China’s semiconductor industry has been in the news a great deal over the past year. 7nm technology advancements, sanctions, new sanctions, allegations of future dumping of semiconductors, and China is the only region to see year-over-year growth in semiconductor equipment in 2023.
Trend Force published a report in early November on the fabs in China and the future growth of fabs in China. Figure 1 shows the locations and ownership of the fabs. There are a few foreign fabs in operation including TSMC, UMC, and Texas Instruments. Hynix now owns the Intel Dalian fab and Global Foundries has divested its 2 fabs in Chengdu. According to Trend Force, approximately 44 fabs are in production in China, with another 22 or 23 under construction, and 10 future fabs planned. Other than trying to achieve world dominance in the semiconductor industry, as many fear, including the US Government. Why is China building so many fabs?
China spends more on importing semiconductors than crude oil. In 2022 according to a Citibank report, semiconductor sales accounted for 15.3% of imports compared to 13.5% of crude oil. The dollar value of these imports totals $415 billion. In 2022 China produced or sold to the world (including China) only $180 billion worth of semiconductors out of the $574 billion semiconductor market. In rough numbers, imports are 2x that of domestic production. Add in sanctions, where they cannot purchase certain chips on the open market and it is understandable why China is building fabs at an unprecedented rate.
The world has made China the center of manufacturing of many things, including microelectronics. China also is one of the larger producers of EVs and is growing its renewable power at a rapid rate. This requires a massive number of semiconductors and power semiconductors, of which China is already a major producer.
The growth rate and demand for power semiconductors in China are strong enough that ST Microelectronics has formed a JV with Sanan Optoelectronics to build a fab for SiC power devices for the automotive and power markets in China. China is working to decrease its dependence upon semiconductor imports to be able to supply most of its domestic consumption. Will this impact the amount of semiconductor imports? Definitely. This is likely why you see ST Microelectronics and Texas Instruments building fabs in China for power automotive and industrial markets. China also exports a significant number of chips. According to the Citi Bank article most of the chips that are exported cost less than $1.00. In 2021 China exported $49.2 billion worth of chips.
A recent article in EE Times interviews former Department of Commerce (DoC) Under Secretary Nazak Nikakhtar who is predicting that China will soon be dumping legacy chips. If you look at the number of chips China buys versus what they export, it is improbable that this will happen for a while. Another factor that makes this unlikely is most of the fabs making these legacy chips in China have a significant amount of depreciation still on their books. The depreciation of the fab and equipment increases the cost of those chips. Nearly all 200mm legacy fabs in the US, Taiwan, and Europe have been written off and have no depreciation, only operating costs. This significantly reduces the manufacturing costs of the chips and keeps the fabs in the US and Europe very competitive in pricing.
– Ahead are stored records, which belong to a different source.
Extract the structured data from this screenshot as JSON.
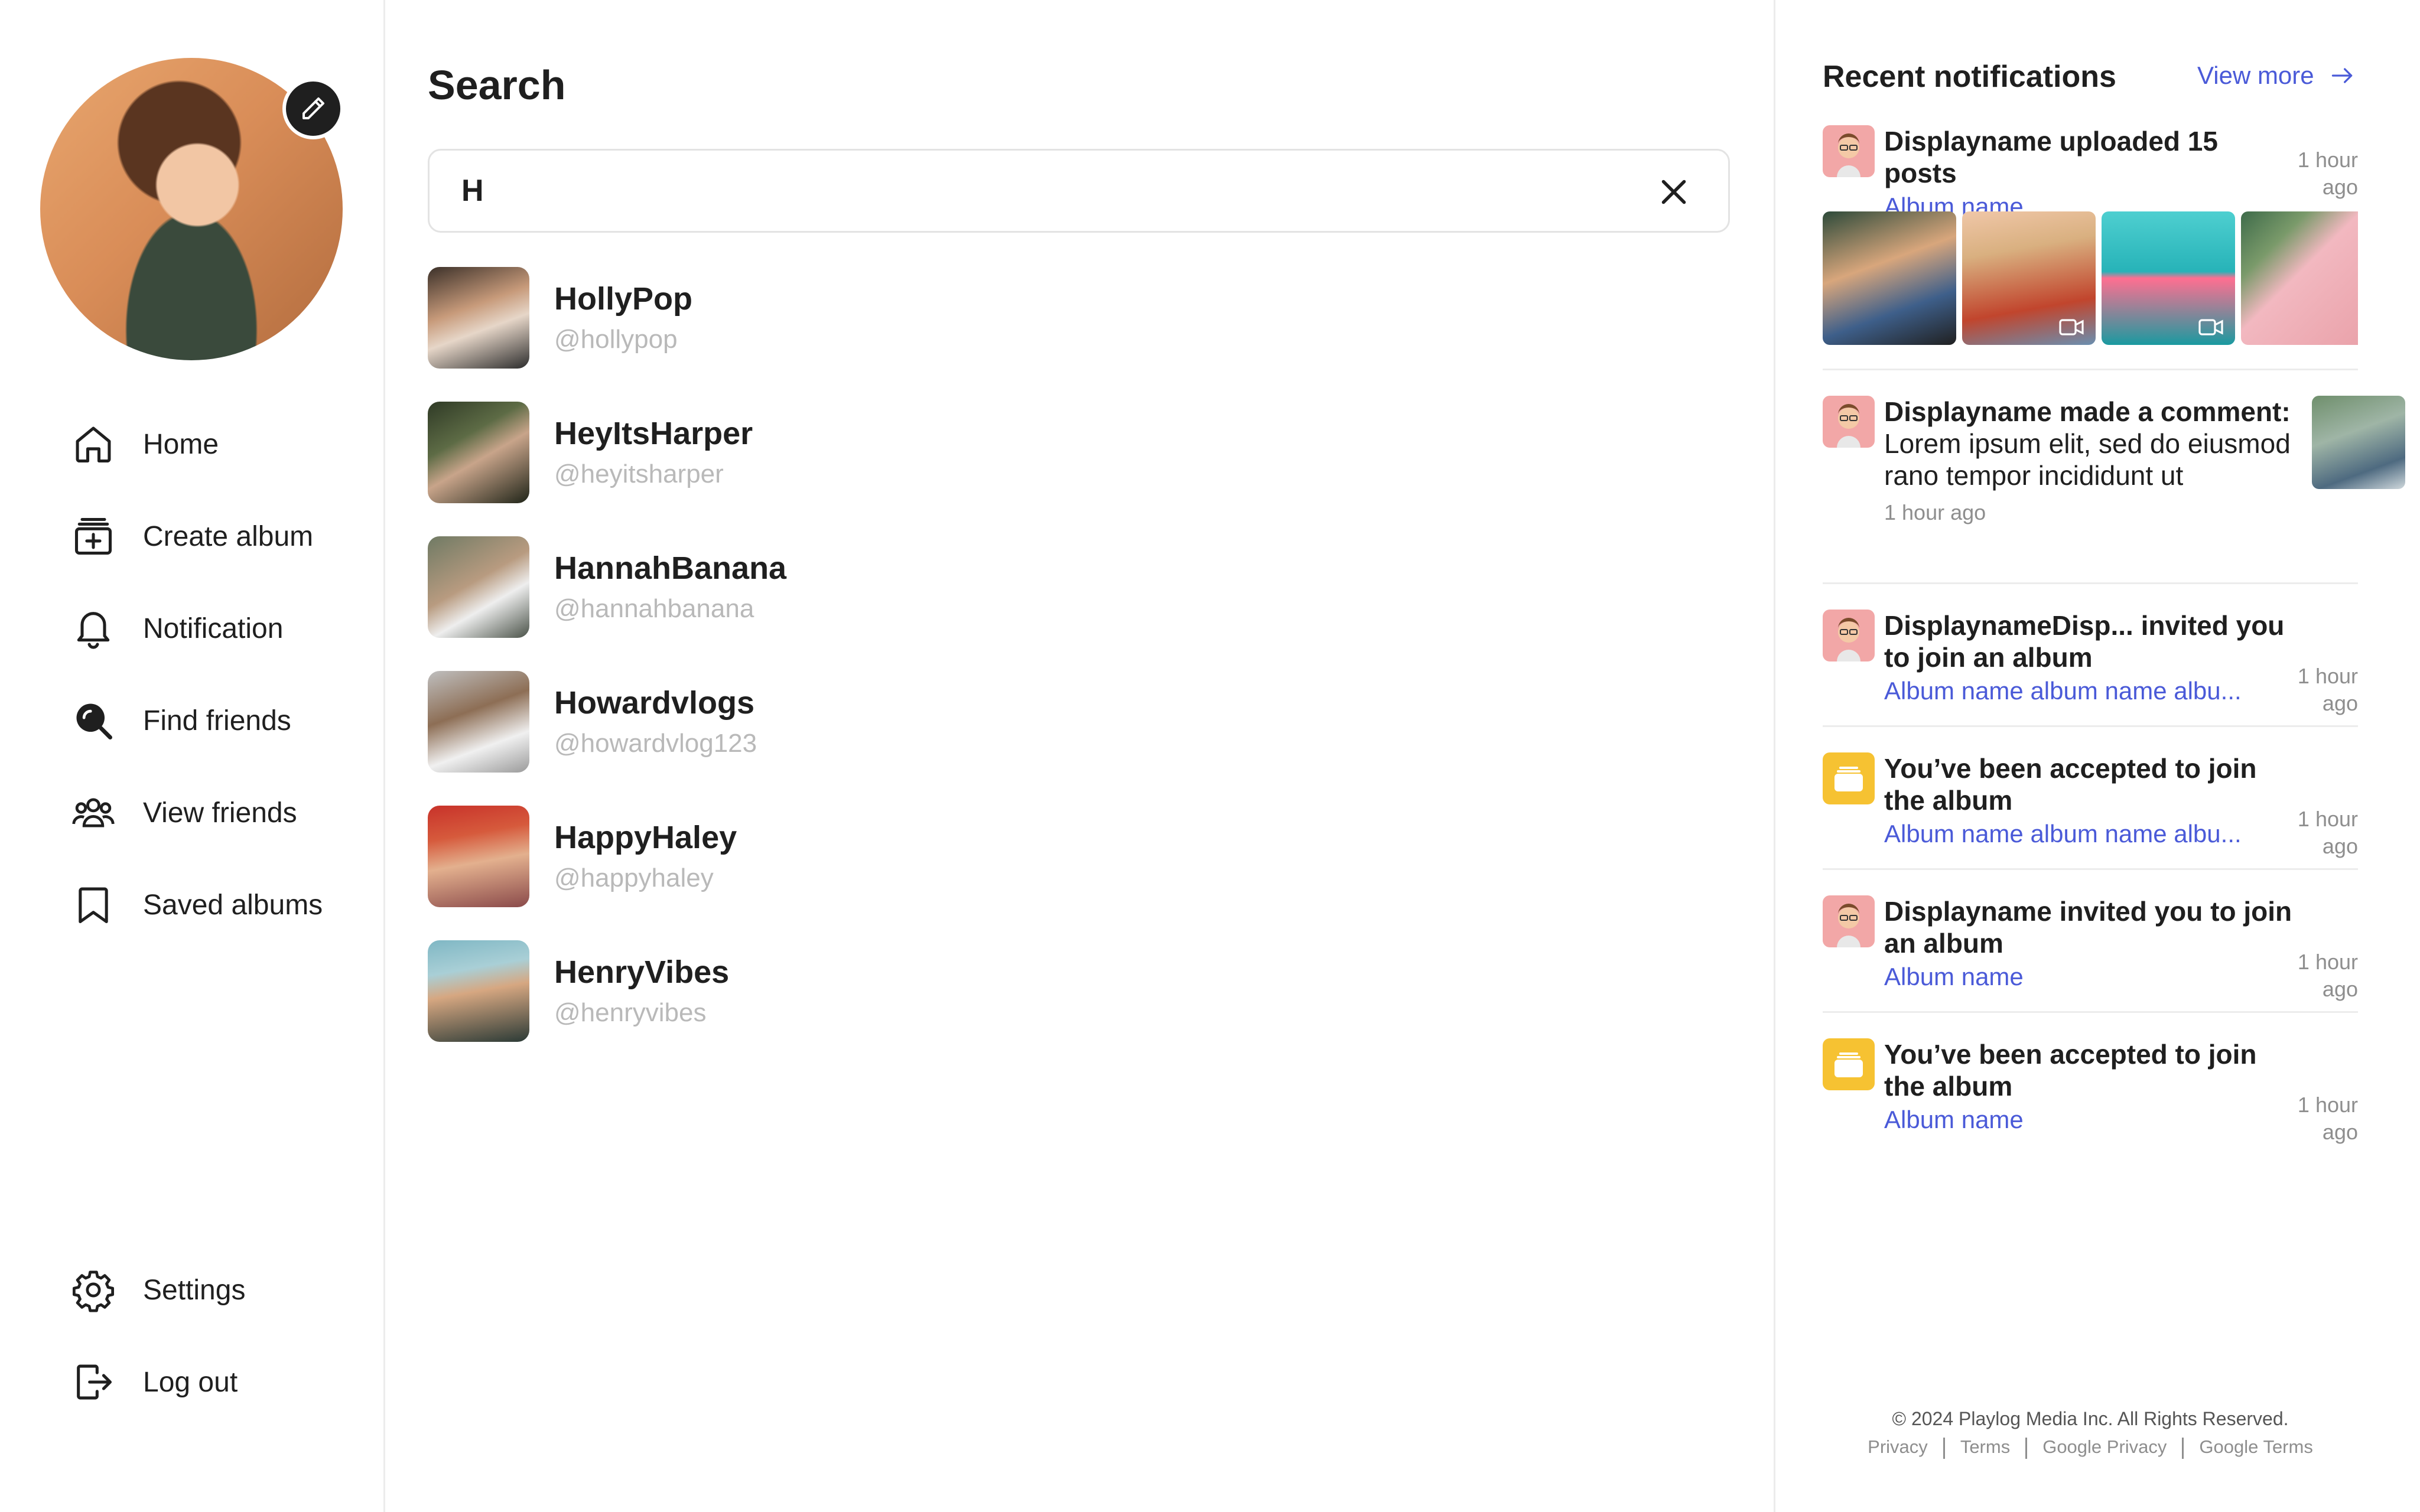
{
  "sidebar": {
    "nav": [
      {
        "label": "Home",
        "icon": "home-icon"
      },
      {
        "label": "Create album",
        "icon": "create-album-icon"
      },
      {
        "label": "Notification",
        "icon": "bell-icon"
      },
      {
        "label": "Find friends",
        "icon": "search-icon"
      },
      {
        "label": "View friends",
        "icon": "friends-icon"
      },
      {
        "label": "Saved albums",
        "icon": "bookmark-icon"
      }
    ],
    "bottom": [
      {
        "label": "Settings",
        "icon": "gear-icon"
      },
      {
        "label": "Log out",
        "icon": "logout-icon"
      }
    ]
  },
  "search": {
    "title": "Search",
    "value": "H",
    "results": [
      {
        "name": "HollyPop",
        "handle": "@hollypop"
      },
      {
        "name": "HeyItsHarper",
        "handle": "@heyitsharper"
      },
      {
        "name": "HannahBanana",
        "handle": "@hannahbanana"
      },
      {
        "name": "Howardvlogs",
        "handle": "@howardvlog123"
      },
      {
        "name": "HappyHaley",
        "handle": "@happyhaley"
      },
      {
        "name": "HenryVibes",
        "handle": "@henryvibes"
      }
    ]
  },
  "notifications": {
    "title": "Recent notifications",
    "view_more": "View more",
    "items": [
      {
        "title": "Displayname uploaded 15 posts",
        "sub": "Album name",
        "time_1": "1 hour",
        "time_2": "ago"
      },
      {
        "title_bold": "Displayname made a comment:",
        "title_rest": " Lorem ipsum elit, sed do eiusmod rano tempor incididunt ut",
        "time": "1 hour ago"
      },
      {
        "title": "DisplaynameDisp... invited you to join an album",
        "sub": "Album name album name albu...",
        "time_1": "1 hour",
        "time_2": "ago"
      },
      {
        "title": "You’ve been accepted to join the album",
        "sub": "Album name album name albu...",
        "time_1": "1 hour",
        "time_2": "ago"
      },
      {
        "title": "Displayname invited you to join an album",
        "sub": "Album name",
        "time_1": "1 hour",
        "time_2": "ago"
      },
      {
        "title": "You’ve been accepted to join the album",
        "sub": "Album name",
        "time_1": "1 hour",
        "time_2": "ago"
      }
    ]
  },
  "footer": {
    "copyright": "© 2024 Playlog Media Inc. All Rights Reserved.",
    "links": [
      "Privacy",
      "Terms",
      "Google Privacy",
      "Google Terms"
    ]
  },
  "colors": {
    "accent": "#4a5ad8",
    "album_icon": "#f6c232",
    "text": "#1f1f1f",
    "muted": "#b9b9b9"
  }
}
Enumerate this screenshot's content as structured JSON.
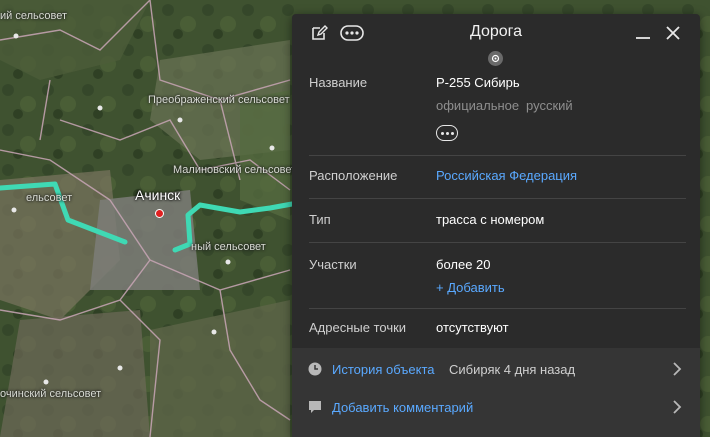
{
  "map": {
    "city": "Ачинск",
    "labels": [
      "ий сельсовет",
      "Преображенский сельсовет",
      "Малиновский сельсовет",
      "ельсовет",
      "ный сельсовет",
      "очинский сельсовет"
    ]
  },
  "panel": {
    "title": "Дорога",
    "rows": {
      "name_label": "Название",
      "name_value": "Р-255 Сибирь",
      "name_lang1": "официальное",
      "name_lang2": "русский",
      "location_label": "Расположение",
      "location_value": "Российская Федерация",
      "type_label": "Тип",
      "type_value": "трасса с номером",
      "sections_label": "Участки",
      "sections_value": "более 20",
      "sections_add": "+ Добавить",
      "address_label": "Адресные точки",
      "address_value": "отсутствуют"
    },
    "footer": {
      "history_label": "История объекта",
      "history_meta": "Сибиряк 4 дня назад",
      "comment_label": "Добавить комментарий"
    }
  },
  "colors": {
    "road": "#3fd9b4",
    "link": "#5aa9ff",
    "panel_bg": "#2b2b2b",
    "city_dot": "#e02020"
  }
}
From a semiconductor equipment perspective, these new fabs have been good news and bad news for semiconductor equipment companies. The good news is that the growth of China’s semiconductor industry has helped fuel growth in the semiconductor equipment markets in 2022, and helped to soften the slowdown in 2023. In 2022 semiconductor equipment revenues were $79.85 billion after the third quarter, in 2023 after 3 quarters semiconductor equipment revenues stood at $78.21 billion. This is much better than the forecast in January of 2023.
In 2022 China accounted for $21.9 billion of equipment revenue, and in 2023 China accounted for $24.5 billion. This is not quite 30% of total semiconductor equipment sales. At the end of the third calendar quarter of 2023, semiconductor equipment companies are seeing 30% or greater of their revenue coming from China. The exception is ASML, which is running at 26% after Q3 earnings.
The bad news for equipment companies outside of China is that due to sanctions against foreign companies selling certain types of equipment, as well as China trying to create an independent chip market, Chinese semiconductor equipment companies are seeing above-market growth. Naura Technology, AMEC, and ACM Research at mid-year of 2023 are seeing 68%, 27%, and 47% growth respectively over 2022. Most of this is driven by the China market.
Is the China market showing any signs of slowing? Not at the moment! With 22 fabs in different phases of construction and 10 more on the way, China is building a solid chip infrastructure for semiconductor manufacturing, packaging, and equipment sales to support its internal demand. Will there be an impact on the overall chip industry? Yes – as China becomes independent, the 415 billion dollars of semiconductor imports will change to 415 billion dollars of internal semiconductor sales.